I feed, I change, I wipe, I kiss booboos: I am mommy.

Thursday, October 2, 2014

Turn Off and Tune In

Gabo was sitting on my lap slouched forward slightly, singing to his feet. I was staring like a Zombie at the "important" news on Facebook. Suddenly a light switch in my brain turned on. I needed to turn off the computer and soak in the adorable moment.

Later I posted a status report. After all, everyone needs to know how cute my child is. A short time later my husband read my status and inquired about the moment. Where had he been? Was he on the phone with his mother? No, he was across the room using the other computer. I wondered how many of these moments I lose out on when I get lost in the status reports.

When I was working full time I feel that I did a better job of having true quality time with my son. I missed so many hours of the day with him that I was going to make every moment count. Now that I am home full time with him I am concerned that I may have lost sight of that.

A friend of mine recently told me about a rule in her home. No screen time after 7 pm. She works full time and often attends meetings at night. She wants to be sure that the time she has with her family counts.

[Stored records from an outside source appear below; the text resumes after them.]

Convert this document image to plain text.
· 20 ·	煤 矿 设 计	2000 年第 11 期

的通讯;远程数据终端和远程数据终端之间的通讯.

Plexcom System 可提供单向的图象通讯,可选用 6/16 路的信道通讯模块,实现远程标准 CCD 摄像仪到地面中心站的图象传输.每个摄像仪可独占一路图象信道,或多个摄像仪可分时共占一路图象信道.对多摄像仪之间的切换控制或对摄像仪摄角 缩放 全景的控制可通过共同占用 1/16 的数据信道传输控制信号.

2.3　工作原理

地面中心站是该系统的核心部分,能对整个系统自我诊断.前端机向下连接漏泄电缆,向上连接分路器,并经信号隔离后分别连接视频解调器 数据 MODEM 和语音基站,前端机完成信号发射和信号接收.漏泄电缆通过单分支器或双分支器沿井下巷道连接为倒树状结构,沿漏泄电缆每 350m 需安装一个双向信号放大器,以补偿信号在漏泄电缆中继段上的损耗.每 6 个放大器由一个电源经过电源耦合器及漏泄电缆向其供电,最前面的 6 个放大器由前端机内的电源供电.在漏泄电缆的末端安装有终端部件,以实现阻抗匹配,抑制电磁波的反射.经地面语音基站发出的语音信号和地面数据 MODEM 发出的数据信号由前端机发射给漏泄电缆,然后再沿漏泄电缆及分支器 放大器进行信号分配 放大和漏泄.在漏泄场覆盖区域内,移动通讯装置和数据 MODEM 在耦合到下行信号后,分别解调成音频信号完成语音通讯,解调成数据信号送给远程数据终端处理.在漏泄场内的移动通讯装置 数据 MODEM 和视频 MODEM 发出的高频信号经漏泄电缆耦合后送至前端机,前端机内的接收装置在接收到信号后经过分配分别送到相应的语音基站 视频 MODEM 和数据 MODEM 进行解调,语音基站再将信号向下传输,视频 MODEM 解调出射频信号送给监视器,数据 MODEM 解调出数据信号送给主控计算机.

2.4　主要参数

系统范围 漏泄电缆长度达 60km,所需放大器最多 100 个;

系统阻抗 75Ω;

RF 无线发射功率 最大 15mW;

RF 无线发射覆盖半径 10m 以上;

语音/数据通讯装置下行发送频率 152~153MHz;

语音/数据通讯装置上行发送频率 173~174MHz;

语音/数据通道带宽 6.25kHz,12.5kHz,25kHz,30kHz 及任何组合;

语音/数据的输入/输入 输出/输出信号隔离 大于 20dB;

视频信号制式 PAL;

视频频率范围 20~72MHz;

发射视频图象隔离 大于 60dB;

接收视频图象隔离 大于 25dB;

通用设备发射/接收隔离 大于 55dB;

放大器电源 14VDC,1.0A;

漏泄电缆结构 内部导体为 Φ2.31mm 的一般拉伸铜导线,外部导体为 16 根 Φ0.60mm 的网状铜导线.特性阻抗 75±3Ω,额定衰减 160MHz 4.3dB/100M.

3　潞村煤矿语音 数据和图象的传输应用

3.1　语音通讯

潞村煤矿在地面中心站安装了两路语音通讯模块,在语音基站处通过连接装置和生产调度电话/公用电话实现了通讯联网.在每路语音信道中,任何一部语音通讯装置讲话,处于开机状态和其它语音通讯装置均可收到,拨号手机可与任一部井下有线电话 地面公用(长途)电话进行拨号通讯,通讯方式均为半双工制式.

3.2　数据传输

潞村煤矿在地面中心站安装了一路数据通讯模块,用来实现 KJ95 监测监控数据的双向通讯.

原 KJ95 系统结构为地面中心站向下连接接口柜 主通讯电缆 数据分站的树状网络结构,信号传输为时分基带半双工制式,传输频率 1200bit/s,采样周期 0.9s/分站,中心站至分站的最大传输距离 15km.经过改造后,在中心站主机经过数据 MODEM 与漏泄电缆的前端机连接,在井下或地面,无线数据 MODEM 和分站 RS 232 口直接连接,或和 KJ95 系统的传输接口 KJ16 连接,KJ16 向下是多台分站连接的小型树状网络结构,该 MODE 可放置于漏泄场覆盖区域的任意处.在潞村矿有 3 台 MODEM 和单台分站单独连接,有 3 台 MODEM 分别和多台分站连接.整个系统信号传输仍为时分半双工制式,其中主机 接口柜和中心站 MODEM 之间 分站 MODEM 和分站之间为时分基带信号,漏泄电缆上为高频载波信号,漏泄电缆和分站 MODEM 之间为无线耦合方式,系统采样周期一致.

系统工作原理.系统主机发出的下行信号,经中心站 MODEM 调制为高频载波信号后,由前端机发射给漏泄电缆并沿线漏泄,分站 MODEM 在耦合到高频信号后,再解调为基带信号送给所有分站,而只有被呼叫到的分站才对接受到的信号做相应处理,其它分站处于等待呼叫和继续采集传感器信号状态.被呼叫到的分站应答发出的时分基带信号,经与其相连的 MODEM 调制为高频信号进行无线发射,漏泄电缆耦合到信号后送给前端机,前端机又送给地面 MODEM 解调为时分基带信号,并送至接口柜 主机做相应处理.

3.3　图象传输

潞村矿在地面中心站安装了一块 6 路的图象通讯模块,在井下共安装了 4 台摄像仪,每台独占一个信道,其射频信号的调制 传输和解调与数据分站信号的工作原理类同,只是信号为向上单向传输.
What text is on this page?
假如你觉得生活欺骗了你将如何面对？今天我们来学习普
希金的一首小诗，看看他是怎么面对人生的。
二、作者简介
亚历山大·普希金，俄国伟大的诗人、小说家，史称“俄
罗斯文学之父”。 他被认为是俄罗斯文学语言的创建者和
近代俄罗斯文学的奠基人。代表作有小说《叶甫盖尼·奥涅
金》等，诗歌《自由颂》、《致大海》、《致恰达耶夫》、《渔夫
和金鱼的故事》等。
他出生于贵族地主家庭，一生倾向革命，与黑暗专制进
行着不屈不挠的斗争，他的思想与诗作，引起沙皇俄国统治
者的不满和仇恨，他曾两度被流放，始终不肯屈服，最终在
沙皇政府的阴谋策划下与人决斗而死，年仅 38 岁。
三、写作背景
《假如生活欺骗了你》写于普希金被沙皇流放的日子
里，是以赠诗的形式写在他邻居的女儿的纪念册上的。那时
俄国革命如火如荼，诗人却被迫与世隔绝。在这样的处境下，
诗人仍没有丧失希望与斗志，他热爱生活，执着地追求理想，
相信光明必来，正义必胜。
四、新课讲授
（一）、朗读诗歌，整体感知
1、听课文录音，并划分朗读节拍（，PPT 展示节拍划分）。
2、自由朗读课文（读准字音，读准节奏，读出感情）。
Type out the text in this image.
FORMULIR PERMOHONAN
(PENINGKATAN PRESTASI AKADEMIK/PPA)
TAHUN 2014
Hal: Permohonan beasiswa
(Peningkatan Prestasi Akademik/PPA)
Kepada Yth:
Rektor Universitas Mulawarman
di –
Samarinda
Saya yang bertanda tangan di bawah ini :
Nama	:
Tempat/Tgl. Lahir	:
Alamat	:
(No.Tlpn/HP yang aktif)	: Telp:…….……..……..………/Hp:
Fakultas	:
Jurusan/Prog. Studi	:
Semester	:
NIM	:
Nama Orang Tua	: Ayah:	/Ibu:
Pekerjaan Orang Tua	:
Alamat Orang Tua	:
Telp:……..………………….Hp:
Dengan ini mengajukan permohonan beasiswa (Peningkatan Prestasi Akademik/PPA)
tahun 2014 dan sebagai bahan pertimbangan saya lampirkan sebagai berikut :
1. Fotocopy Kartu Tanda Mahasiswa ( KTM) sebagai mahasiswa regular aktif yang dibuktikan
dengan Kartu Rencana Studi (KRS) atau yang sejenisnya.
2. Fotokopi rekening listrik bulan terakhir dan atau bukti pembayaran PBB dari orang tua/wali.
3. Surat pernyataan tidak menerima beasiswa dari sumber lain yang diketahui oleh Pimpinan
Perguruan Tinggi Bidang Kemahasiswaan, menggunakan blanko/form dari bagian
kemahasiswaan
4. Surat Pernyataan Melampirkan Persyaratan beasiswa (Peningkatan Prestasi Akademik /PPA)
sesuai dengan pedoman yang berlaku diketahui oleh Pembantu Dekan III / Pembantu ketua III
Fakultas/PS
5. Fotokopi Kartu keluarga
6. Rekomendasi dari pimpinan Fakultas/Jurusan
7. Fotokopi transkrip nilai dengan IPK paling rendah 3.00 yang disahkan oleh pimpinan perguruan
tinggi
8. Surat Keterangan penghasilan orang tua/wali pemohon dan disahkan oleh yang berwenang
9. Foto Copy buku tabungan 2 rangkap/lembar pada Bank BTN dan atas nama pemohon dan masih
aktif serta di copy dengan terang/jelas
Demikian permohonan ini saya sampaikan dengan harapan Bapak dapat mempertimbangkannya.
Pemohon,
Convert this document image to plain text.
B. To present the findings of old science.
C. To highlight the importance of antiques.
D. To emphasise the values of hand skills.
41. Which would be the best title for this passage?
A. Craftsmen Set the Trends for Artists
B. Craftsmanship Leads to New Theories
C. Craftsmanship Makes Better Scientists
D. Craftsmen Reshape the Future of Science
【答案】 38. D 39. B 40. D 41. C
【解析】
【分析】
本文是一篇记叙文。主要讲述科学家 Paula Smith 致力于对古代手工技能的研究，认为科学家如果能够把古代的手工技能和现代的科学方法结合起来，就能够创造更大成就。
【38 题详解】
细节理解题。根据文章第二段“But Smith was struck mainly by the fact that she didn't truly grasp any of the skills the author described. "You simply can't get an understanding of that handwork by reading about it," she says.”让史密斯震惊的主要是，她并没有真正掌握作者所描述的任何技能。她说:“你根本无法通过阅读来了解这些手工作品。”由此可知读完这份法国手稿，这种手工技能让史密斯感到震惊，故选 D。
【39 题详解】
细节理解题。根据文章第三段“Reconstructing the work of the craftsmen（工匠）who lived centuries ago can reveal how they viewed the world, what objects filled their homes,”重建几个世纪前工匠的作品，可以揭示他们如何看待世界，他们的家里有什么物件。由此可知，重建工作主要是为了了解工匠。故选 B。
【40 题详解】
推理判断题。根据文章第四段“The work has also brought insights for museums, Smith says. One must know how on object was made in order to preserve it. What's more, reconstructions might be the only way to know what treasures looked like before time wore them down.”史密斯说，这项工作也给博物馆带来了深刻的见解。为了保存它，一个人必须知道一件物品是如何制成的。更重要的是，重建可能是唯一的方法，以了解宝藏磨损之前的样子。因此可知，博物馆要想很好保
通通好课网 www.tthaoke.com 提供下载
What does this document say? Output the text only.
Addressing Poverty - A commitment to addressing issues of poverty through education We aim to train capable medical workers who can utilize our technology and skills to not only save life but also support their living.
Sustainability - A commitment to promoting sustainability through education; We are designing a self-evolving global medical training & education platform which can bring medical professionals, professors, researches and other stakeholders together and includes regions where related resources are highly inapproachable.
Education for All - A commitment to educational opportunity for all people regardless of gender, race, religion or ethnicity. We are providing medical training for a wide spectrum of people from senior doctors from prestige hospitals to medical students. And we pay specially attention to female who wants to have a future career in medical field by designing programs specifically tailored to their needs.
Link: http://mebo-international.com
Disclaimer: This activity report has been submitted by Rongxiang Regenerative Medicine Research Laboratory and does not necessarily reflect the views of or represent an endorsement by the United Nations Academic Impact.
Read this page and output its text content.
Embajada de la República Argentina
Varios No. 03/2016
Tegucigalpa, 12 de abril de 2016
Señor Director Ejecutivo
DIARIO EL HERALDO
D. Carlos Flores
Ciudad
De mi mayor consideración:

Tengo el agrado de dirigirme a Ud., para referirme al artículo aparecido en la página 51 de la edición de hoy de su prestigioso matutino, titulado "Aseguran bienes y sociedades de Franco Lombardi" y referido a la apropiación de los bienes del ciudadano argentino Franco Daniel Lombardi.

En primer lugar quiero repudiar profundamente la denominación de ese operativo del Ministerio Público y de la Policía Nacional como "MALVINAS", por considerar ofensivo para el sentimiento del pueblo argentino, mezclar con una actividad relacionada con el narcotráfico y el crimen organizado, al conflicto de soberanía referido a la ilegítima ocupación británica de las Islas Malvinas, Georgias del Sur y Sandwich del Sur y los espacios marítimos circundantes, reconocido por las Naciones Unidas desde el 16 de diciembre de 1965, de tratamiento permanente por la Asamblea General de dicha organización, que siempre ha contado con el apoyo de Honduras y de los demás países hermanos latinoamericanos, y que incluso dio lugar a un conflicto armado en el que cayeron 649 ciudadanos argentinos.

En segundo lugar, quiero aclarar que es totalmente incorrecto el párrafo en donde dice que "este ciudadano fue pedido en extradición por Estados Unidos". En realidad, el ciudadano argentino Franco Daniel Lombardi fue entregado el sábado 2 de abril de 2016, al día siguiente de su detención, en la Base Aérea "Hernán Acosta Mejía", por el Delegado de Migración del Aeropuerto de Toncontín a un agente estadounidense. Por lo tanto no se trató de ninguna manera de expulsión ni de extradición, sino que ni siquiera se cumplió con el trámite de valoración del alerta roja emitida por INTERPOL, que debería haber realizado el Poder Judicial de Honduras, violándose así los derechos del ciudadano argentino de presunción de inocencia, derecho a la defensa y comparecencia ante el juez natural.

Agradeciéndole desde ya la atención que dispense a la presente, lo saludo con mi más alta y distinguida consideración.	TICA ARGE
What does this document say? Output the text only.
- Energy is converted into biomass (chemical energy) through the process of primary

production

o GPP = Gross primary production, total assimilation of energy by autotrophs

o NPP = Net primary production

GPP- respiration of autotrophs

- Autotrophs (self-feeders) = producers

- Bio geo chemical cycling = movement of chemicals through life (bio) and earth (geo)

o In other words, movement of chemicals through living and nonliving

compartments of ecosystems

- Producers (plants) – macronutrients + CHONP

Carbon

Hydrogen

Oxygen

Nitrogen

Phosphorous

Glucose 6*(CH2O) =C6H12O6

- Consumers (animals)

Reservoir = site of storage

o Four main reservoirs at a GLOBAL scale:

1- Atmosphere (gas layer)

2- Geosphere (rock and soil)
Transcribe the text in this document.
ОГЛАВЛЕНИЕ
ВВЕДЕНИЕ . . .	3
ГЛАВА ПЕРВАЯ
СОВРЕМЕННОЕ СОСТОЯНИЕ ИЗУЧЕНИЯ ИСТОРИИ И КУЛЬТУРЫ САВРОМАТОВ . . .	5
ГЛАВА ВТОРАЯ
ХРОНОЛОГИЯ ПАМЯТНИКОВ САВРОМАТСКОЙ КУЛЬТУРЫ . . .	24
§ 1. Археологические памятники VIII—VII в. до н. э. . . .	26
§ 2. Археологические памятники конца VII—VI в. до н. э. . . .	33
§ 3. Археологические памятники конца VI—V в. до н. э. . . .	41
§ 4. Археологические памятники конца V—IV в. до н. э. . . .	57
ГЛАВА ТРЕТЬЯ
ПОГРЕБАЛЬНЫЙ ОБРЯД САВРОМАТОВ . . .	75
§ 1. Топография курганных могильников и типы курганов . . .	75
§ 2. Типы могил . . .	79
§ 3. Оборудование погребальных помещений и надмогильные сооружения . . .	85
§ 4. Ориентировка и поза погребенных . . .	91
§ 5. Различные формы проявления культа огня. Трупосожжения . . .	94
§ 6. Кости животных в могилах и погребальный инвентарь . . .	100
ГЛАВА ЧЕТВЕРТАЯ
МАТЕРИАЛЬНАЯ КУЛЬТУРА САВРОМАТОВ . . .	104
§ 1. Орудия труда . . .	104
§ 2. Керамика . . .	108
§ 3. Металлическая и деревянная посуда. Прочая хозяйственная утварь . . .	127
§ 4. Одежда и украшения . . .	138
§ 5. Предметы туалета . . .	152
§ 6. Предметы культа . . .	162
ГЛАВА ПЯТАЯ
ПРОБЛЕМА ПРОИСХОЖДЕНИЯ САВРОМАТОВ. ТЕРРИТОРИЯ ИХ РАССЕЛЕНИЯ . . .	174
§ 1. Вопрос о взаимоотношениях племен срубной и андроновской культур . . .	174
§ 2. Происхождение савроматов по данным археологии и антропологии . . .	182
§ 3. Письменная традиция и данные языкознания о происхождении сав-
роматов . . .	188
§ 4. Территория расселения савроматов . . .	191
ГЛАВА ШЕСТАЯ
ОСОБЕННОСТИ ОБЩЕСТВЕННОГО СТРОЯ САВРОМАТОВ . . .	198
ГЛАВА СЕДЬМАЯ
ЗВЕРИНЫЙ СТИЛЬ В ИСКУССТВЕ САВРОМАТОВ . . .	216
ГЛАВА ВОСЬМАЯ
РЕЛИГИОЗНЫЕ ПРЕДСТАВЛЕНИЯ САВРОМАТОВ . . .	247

I think this is a great rule. We should implement such a rule when the kids get older. Not only for our children but for ourselves. Spending time in front of a screen has become our adult time as well, watching Netflix or Food Network together. Recently, after a wonderful anniversary date, we both settled into our seats across the room from each other with our respective computers. I sent my husband a Facebook message. He replied instantly.

In the meantime I need to set limits for myself. I need to set limits with how much I am tuned into a screen and how much I use the screen as a babysitter so that I can do household chores. It is easy to put our toddler in front of the computer. It is not easy to pull him away from it.

I know that I can't use this as an excuse to stop doing household chores, although I feel it makes a pretty good argument. I do think that there are many times that I could turn off the computer and my phone and just focus on my children. There are many hours in the day, too many I think when I am filling them all with household tasks. There is no reason why I can't fully devote some of them to my children without distractions.

I need to find time to sit on the floor and play board games, superheroes or matchbox cars. I need to sit and make faces at Gabriel and kiss his belly until he laughs. Ten years from now both will be busy with school, friends and other activities. These are the moments that I need to grab hold of and sear into my memory bank. I need to spend more time with the computer, the kitchen sink and the washing machine turned off so I can be completely tuned in to the beautiful family around me.